Fred M’membe of the Post Newspaper and the Nchito brothers have advanced technicalities to oppose an application by the Development Bank of Zambia to consolidate its case in the recovery of K14million they borrowed through defunct Zambian Airways.
They claim that the DBZ application by writ of summons and statement of claim were defective because:
-the demand was statute barred
-The original loan agreement was not effectual
-Piercing the corporate veil was unprocedural
Central to their opposition is the argument that the application and therefore demand is time barred because it comes six years after the circumstances that brought about the claim.
They therefore feel that the DBZ application to introduce more defendants, expunge evidence, remove corporate veil and making fundamental changes to the case were time barred.
They have also argued that vital elements of the agreement that were a pre-requisite to the agreement, regarding the buy back of shares were not fulfilled thereby invalidating the entire loan agreement.
They have therefore opposed the amendment of the writ of summons and statement of claim which would among other things make M’membe, Nchima Nchito and former DPP Mutembo Nchito personally liable for the loan by virtue of their directorship of Zambian Airways.
They have argued that the corporate veil should not be lifted because the procedure used was “starling” and that it was time barred.
They are arguing that a clause in the facility agreement, exonerates them from the debt, because at the time the loan was being negotiated the buyback facility in Clause 7 had not been full filled.
“The plaintiffs were advised that the contract would not be effectual unless the conditions precedent specified under clause 7 of the facility agreement were fulfilled or settled; this has has been the Defendants’ defence all along and this defence is fortified by the due diligence report.” They have argued in the affidavit in opposition.
“It is trite that even before the question of lifting the corporate veil arises, there must first liability on the part of the company. In this case however, the cause of action relating to the debt that the plaintiff against Mines Air Service Limited is statute barred. Without that liability on the part of Mine Air Services, there cab be no question of the proposed 3rd to 7th Defendant paying the proposed 1st Defendant’s debt.”
They have further said that “The plaintiff(DBZ) is now attempting to change its cause of action and expunge evidence which exonerates the Defendant. This is not only unlawful; it smacks of conspiracy to defeat the course of justice.”
The trio have refused any attempts to prove they were liable and required to honour the terms and conditions of the K14 billion loan they acquired for the operationalization of Zambian Airways.
In a defendants skeleton argument in opposition to the plaintiff’s application to add parties and for leave to re-amended statement of claim filed before the Lusaka High Court, the trio alleged that the law of limitation restricted such action as addition of new evidence after the expiration of six years from date on which the cause of action accrued.
Nchito said the excepted portion of the statute of Limitation premised on a simple contract that it could not be brought to court if six years had elapsed since the commencement of such a matter.

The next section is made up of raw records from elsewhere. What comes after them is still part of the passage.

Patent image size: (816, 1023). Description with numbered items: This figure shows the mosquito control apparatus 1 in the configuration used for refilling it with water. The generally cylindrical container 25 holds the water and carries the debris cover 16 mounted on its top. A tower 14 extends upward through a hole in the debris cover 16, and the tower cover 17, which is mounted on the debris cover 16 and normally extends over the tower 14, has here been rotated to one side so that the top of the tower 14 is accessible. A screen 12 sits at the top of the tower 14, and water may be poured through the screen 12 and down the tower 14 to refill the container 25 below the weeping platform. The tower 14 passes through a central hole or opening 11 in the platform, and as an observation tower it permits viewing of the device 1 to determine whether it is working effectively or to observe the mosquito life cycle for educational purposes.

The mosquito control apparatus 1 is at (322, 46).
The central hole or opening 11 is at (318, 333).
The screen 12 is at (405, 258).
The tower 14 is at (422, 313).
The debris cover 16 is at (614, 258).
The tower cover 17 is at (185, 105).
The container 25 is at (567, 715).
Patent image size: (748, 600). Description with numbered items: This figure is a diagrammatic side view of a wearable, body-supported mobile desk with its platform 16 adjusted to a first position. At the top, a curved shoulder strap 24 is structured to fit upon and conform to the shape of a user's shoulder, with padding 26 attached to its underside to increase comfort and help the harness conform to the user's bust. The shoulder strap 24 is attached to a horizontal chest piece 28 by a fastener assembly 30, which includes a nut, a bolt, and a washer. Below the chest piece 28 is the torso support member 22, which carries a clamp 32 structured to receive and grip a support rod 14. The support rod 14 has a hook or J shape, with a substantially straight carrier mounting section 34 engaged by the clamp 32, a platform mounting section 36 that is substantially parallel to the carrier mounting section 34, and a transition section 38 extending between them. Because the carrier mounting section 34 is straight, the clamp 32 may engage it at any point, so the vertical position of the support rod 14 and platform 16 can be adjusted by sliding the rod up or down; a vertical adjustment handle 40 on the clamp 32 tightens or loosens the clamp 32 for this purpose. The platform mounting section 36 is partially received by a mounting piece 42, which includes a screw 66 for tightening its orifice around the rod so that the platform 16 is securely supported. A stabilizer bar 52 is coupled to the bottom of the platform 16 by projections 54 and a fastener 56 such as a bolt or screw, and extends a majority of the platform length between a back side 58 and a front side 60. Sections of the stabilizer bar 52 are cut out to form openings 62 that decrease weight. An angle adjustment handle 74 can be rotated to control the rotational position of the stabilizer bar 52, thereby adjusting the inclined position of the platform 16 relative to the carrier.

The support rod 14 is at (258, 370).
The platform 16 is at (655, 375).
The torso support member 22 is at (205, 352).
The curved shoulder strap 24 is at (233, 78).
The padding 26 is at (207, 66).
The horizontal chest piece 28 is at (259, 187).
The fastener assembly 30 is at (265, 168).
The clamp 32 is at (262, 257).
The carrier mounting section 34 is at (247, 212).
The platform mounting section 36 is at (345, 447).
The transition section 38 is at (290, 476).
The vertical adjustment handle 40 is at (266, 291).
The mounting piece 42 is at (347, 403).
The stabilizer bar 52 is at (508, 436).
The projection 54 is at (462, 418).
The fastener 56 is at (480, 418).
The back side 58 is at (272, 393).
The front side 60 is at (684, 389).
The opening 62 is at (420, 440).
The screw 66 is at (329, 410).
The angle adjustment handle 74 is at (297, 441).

They argued that by way of summons to, inter alia, join Mine Air Services Limited, Zambian Airways Limited, Fred M’membe and Nchima Nchito, SC filed on July 31, 2015, more six years after the plaintiff commenced the action, the plaintiff wanted to amend its Writ and Statement of Claim by adding new claims.
“Is it lawful to join parties to an action by amending pleadings in such a manner that the effect is to commence actions on issues that are statute barred?
“This is by virtue of the British Acts Extension Act, Chapter 10, and Volume 2 of the Laws of Zambia. The Limitation Act in Section 2 provides in part, thus’
“ ‘2(1) the following actions shall not be brought after the expiration of six years from the date on which the cause of action accrued, that is to say: (a) Action founded on simple contract or tort,” the affidavit explained.
“In this case, any alleged breaches of contract or tortious acts on the part of the intended defendants could not have been committed after January 13, 2009 and therefore any actions against the said intended defendants could not be brought to court after January 13, 2015,” Mr Nchito added.
They have also questioned the legality of an action of amending a Writ and Statement of Claim by adding causes of action, which could affect the existing defendants when such causes were state barred.
The defendants have also advised against plans to expunge documents from an earlier submission which they suspected could be for the purpose of finding them liable notwithstanding existing evidence.
They explained that the legal due diligence to be expunged was part of sworn evidence submitted by then company secretary Andrew Musukwa, that exonerated the defendants and the plaintiff’s attempt should not be allowed, adding …”that the Legal Due Diligence is one of the documents which exonerate the Defendants and the Plaintiff’s attempt to expunge the said document not be allowed”.